Kurangnya Perlindungan dan Kesejahteraan
Ironisnya, guru di Indonesia, terutama yang berstatus honorer, sering kali tidak mendapat perlindungan yang layak. Gaji yang tidak setara dengan UMR, tidak adanya asuransi kerja, dan perlindungan hukum yang lemah membuat posisi guru sangat rentan.
Pak Frans, guru honorer di sebuah desa di NTT, hanya digaji Rp300 ribu per bulan. Itu pun kadang telat. “Saya bertahan karena cinta,” katanya lirih.
Namun, apakah cinta saja cukup untuk membeli beras, membayar listrik, atau mengobati anak yang sakit?
Bahkan ketika guru menghadapi ancaman kekerasan, mereka sering tidak tahu harus melapor ke mana. Ketika salah sedikit, mereka bisa menjadi sasaran tuntutan hukum, sementara jika diserang, bantuan sering datang terlambat atau bahkan tak datang sama sekali.

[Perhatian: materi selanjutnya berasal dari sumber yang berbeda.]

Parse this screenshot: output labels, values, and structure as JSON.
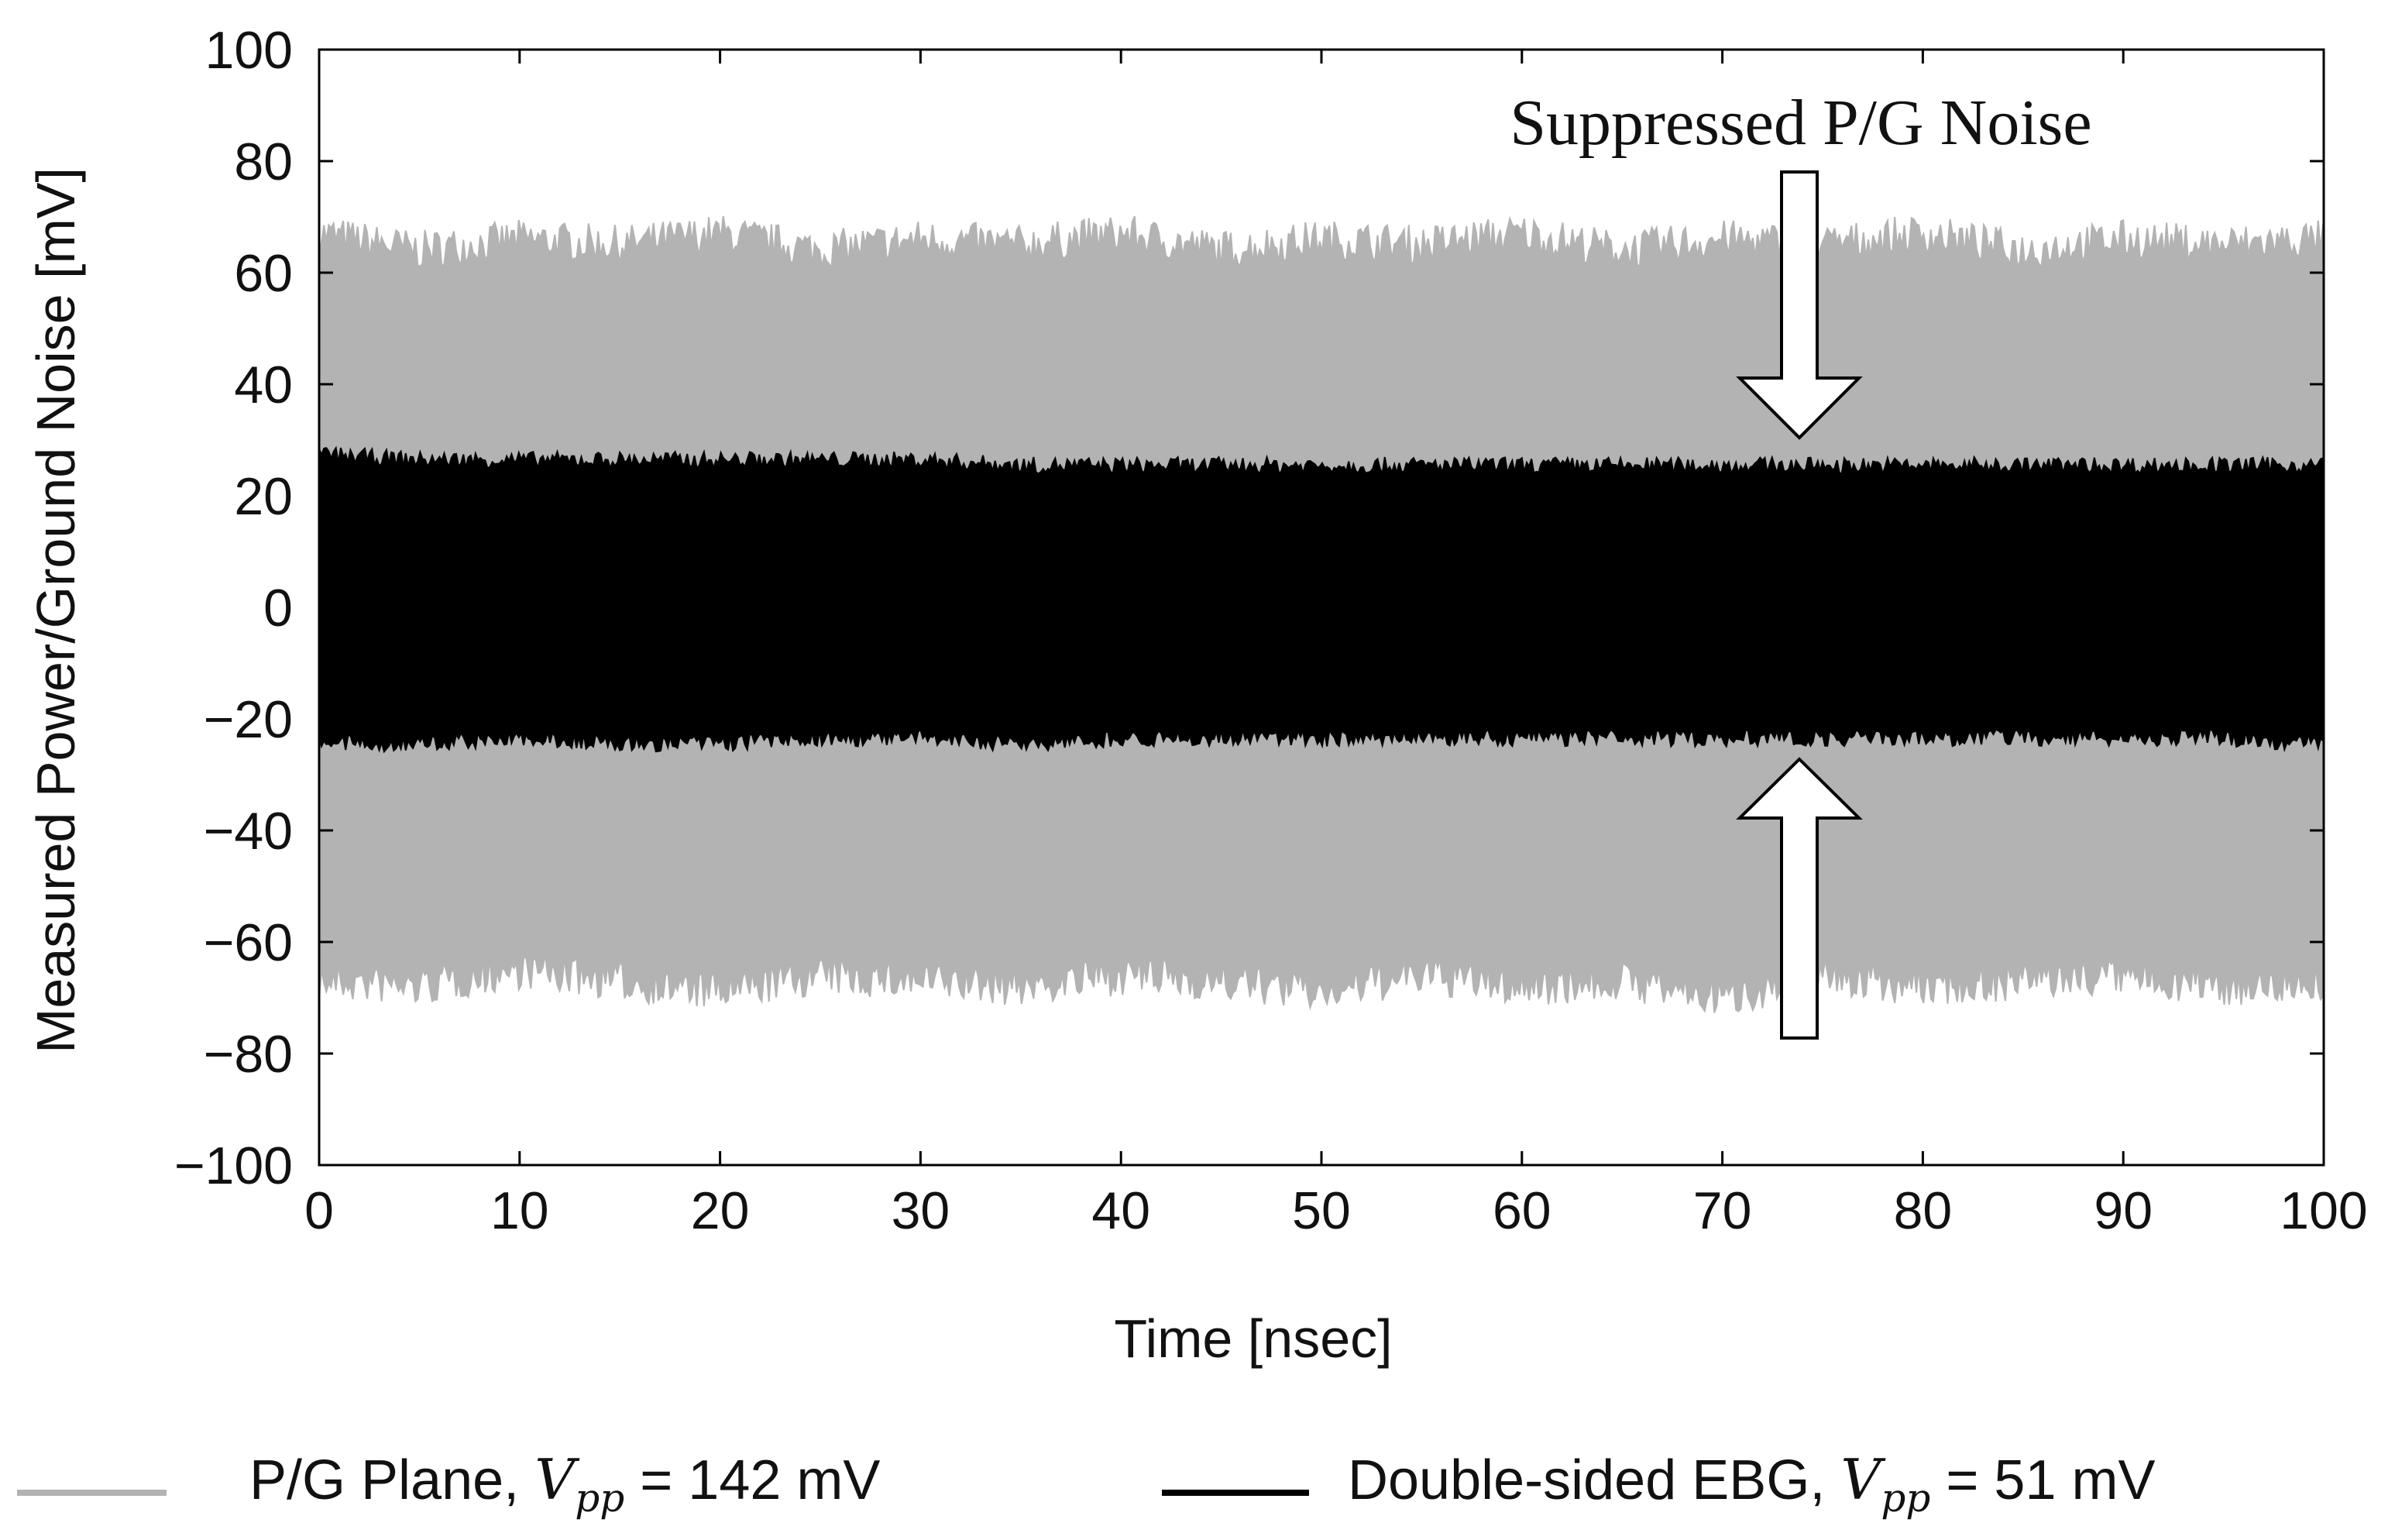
{
  "chart_data": {
    "type": "line",
    "title": "",
    "xlabel": "Time [nsec]",
    "ylabel": "Measured Power/Ground Noise [mV]",
    "xlim": [
      0,
      100
    ],
    "ylim": [
      -100,
      100
    ],
    "xticks": [
      "0",
      "10",
      "20",
      "30",
      "40",
      "50",
      "60",
      "70",
      "80",
      "90",
      "100"
    ],
    "yticks": [
      "100",
      "80",
      "60",
      "40",
      "20",
      "0",
      "−20",
      "−40",
      "−60",
      "−80",
      "−100"
    ],
    "grid": false,
    "annotation": "Suppressed P/G Noise",
    "series": [
      {
        "name": "P/G Plane",
        "legend_prefix": "P/G Plane, ",
        "legend_suffix": " = 142 mV",
        "vpp_mV": 142,
        "color": "#b3b3b3",
        "upper_envelope": {
          "x": [
            0,
            5,
            10,
            15,
            20,
            25,
            30,
            35,
            40,
            45,
            50,
            55,
            60,
            65,
            70,
            75,
            80,
            85,
            90,
            95,
            100
          ],
          "y": [
            66,
            63,
            65,
            64,
            66,
            63,
            65,
            64,
            66,
            63,
            65,
            64,
            66,
            63,
            65,
            64,
            66,
            63,
            65,
            64,
            65
          ]
        },
        "lower_envelope": {
          "x": [
            0,
            5,
            10,
            15,
            20,
            25,
            30,
            35,
            40,
            45,
            50,
            55,
            60,
            65,
            70,
            75,
            80,
            85,
            90,
            95,
            100
          ],
          "y": [
            -66,
            -67,
            -64,
            -66,
            -68,
            -65,
            -66,
            -67,
            -65,
            -66,
            -68,
            -65,
            -67,
            -66,
            -69,
            -65,
            -67,
            -66,
            -65,
            -67,
            -66
          ]
        }
      },
      {
        "name": "Double-sided EBG",
        "legend_prefix": "Double-sided EBG, ",
        "legend_suffix": " = 51 mV",
        "vpp_mV": 51,
        "color": "#000000",
        "upper_envelope": {
          "x": [
            0,
            5,
            10,
            15,
            20,
            25,
            30,
            35,
            40,
            45,
            50,
            55,
            60,
            65,
            70,
            75,
            80,
            85,
            90,
            95,
            100
          ],
          "y": [
            27,
            26,
            26,
            26,
            26,
            26,
            26,
            25,
            25,
            25,
            25,
            25,
            25,
            25,
            25,
            25,
            25,
            25,
            25,
            25,
            25
          ]
        },
        "lower_envelope": {
          "x": [
            0,
            5,
            10,
            15,
            20,
            25,
            30,
            35,
            40,
            45,
            50,
            55,
            60,
            65,
            70,
            75,
            80,
            85,
            90,
            95,
            100
          ],
          "y": [
            -24,
            -24,
            -23,
            -24,
            -24,
            -23,
            -23,
            -24,
            -23,
            -23,
            -23,
            -23,
            -23,
            -23,
            -23,
            -23,
            -23,
            -23,
            -23,
            -23,
            -24
          ]
        }
      }
    ],
    "legend": {
      "placement": "bottom",
      "vpp_symbol": "V",
      "vpp_subscript": "pp"
    }
  }
}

Budaya Simbolik Tanpa Aksi Nyata
Setiap tanggal 25 November, kita merayakan Hari Guru. Sekolah-sekolah menggelar upacara, menyanyikan lagu “Hymne Guru”, dan memberi bunga atau kue kecil. Tapi bagaimana nasib guru di tanggal-tanggal lain dalam setahun?
“Waktu Hari Guru semua senyum, kasih puisi. Tapi sebulan setelahnya, guru disalahkan karena nilai UN rendah,” ujar seorang guru SMA di Tasikmalaya. Budaya simbolik ini membuat banyak guru merasa dihargai secara basa-basi, tapi diabaikan dalam hal substansi.
Apresiasi bukan sekadar slogan, tetapi harus diwujudkan dalam bentuk nyata: regulasi perlindungan, peningkatan kesejahteraan, dan pengakuan yang tidak hanya datang setahun sekali.
Seruan untuk Perubahan
Jika profesi guru benar-benar berisiko tinggi, sudah waktunya pemerintah dan masyarakat bersikap serius. Dibutuhkan:
- Sistem pelaporan dan perlindungan hukum yang jelas bagi guru,
- Jaminan kesehatan dan keselamatan kerja,
- Gaji layak bagi semua guru, termasuk honorer,
- Dukungan psikososial untuk mencegah burnout.